The three panelists in the forum are:
- Desmond Lim, Director, SecureCom (Singapore)
- Ted Lwin, Director, Billion Bright Group (Myanmar)
- San Win Maung, Managing Director, Next Point (Myanmar)
During the panel, we also heard from security professionals in the audience on the Indian, Malaysian and Taiwanese market.
Lim talked about the market in Singapore: Product price is going down, yet labor costs continue to grow. To overcome this issue, SecureCom adds value to their products, believing that value and service to solve problems that users are facing.
“The camera is not sufficient for them, they need video analytics, they need AI to help them with the next thing.
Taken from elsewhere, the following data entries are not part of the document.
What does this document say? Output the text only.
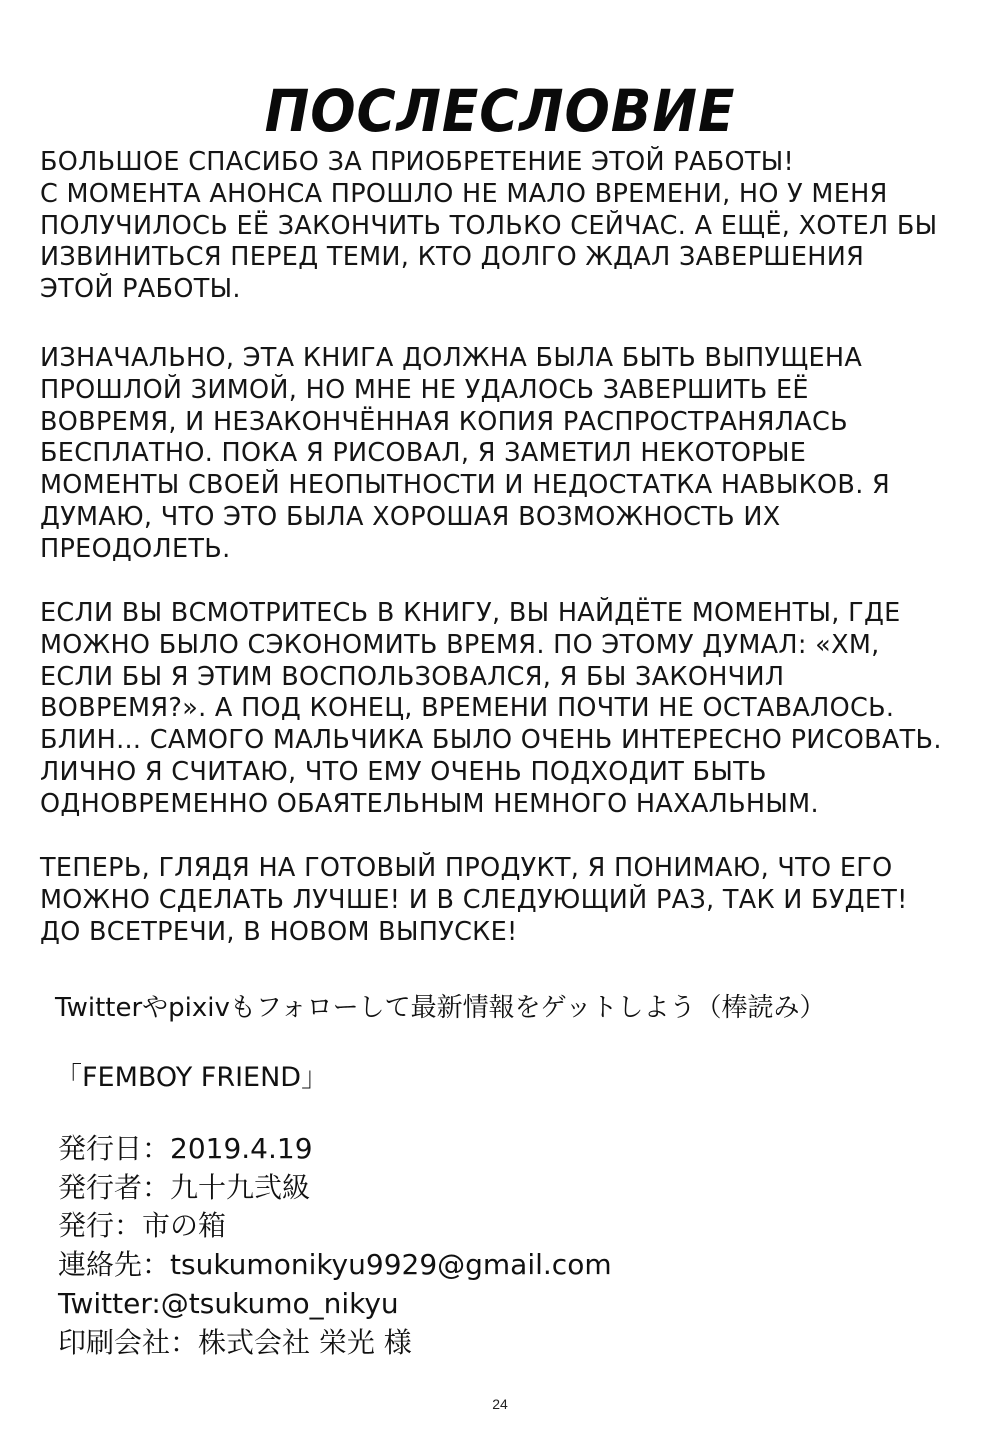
ПОСЛЕСЛОВИЕ
БОЛЬШОЕ СПАСИБО ЗА ПРИОБРЕТЕНИЕ ЭТОЙ РАБОТЫ!
С МОМЕНТА АНОНСА ПРОШЛО НЕ МАЛО ВРЕМЕНИ, НО У МЕНЯ
ПОЛУЧИЛОСЬ ЕЁ ЗАКОНЧИТЬ ТОЛЬКО СЕЙЧАС. А ЕЩЁ, ХОТЕЛ БЫ
ИЗВИНИТЬСЯ ПЕРЕД ТЕМИ, КТО ДОЛГО ЖДАЛ ЗАВЕРШЕНИЯ
ЭТОЙ РАБОТЫ.
ИЗНАЧАЛЬНО, ЭТА КНИГА ДОЛЖНА БЫЛА БЫТЬ ВЫПУЩЕНА
ПРОШЛОЙ ЗИМОЙ, НО МНЕ НЕ УДАЛОСЬ ЗАВЕРШИТЬ ЕЁ
ВОВРЕМЯ, И НЕЗАКОНЧЁННАЯ КОПИЯ РАСПРОСТРАНЯЛАСЬ
БЕСПЛАТНО. ПОКА Я РИСОВАЛ, Я ЗАМЕТИЛ НЕКОТОРЫЕ
МОМЕНТЫ СВОЕЙ НЕОПЫТНОСТИ И НЕДОСТАТКА НАВЫКОВ. Я
ДУМАЮ, ЧТО ЭТО БЫЛА ХОРОШАЯ ВОЗМОЖНОСТЬ ИХ
ПРЕОДОЛЕТЬ.
ЕСЛИ ВЫ ВСМОТРИТЕСЬ В КНИГУ, ВЫ НАЙДЁТЕ МОМЕНТЫ, ГДЕ
МОЖНО БЫЛО СЭКОНОМИТЬ ВРЕМЯ. ПО ЭТОМУ ДУМАЛ: «ХМ,
ЕСЛИ БЫ Я ЭТИМ ВОСПОЛЬЗОВАЛСЯ, Я БЫ ЗАКОНЧИЛ
ВОВРЕМЯ?». А ПОД КОНЕЦ, ВРЕМЕНИ ПОЧТИ НЕ ОСТАВАЛОСЬ.
БЛИН... САМОГО МАЛЬЧИКА БЫЛО ОЧЕНЬ ИНТЕРЕСНО РИСОВАТЬ.
ЛИЧНО Я СЧИТАЮ, ЧТО ЕМУ ОЧЕНЬ ПОДХОДИТ БЫТЬ
ОДНОВРЕМЕННО ОБАЯТЕЛЬНЫМ НЕМНОГО НАХАЛЬНЫМ.
ТЕПЕРЬ, ГЛЯДЯ НА ГОТОВЫЙ ПРОДУКТ, Я ПОНИМАЮ, ЧТО ЕГО
МОЖНО СДЕЛАТЬ ЛУЧШЕ! И В СЛЕДУЮЩИЙ РАЗ, ТАК И БУДЕТ!
ДО ВСЕТРЕЧИ, В НОВОМ ВЫПУСКЕ!
Twitterやpixivもフォローして最新情報をゲットしよう（棒読み）
「FEMBOY FRIEND」
発行日：2019.4.19
発行者：九十九弐級
発行：市の箱
連絡先：tsukumonikyu9929@gmail.com
Twitter:@tsukumo_nikyu
印刷会社：株式会社 栄光 様
24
A lot of countries are going to become a smart nation, they will try to reduce the labor force, and use technology to solve this issue,” said Lim.
In a world where artificial intelligence and IoT are one of the biggest trends in the industry, the question of acceptance among end users was raised during the discussion.
When asked when he thought the first customers will really be willing to buy AI technology solutions, Lim replied, “In my own opinion I’m guessing in the next three to five years – when the technology is more mature.”
In Myanmar, the public still has little knowledge on security products and solutions, therefore many end users choose price as the priority. According to John Shi, Executive Editor-in-Chief of a&s magazines, usually there is a phenomenon where users who purchase cheaper products will learn from their bad experiences, which in turn will make them value quality more than price.
According to Ted Lwin, Director of Billion Bright Group, one of the biggest vertical markets in Myanmar is parking systems, due to the messy traffic conditions in the country. “There can be a two lane road, but half of it is taken up by road-side markets. It is in no condition for cars to get through.”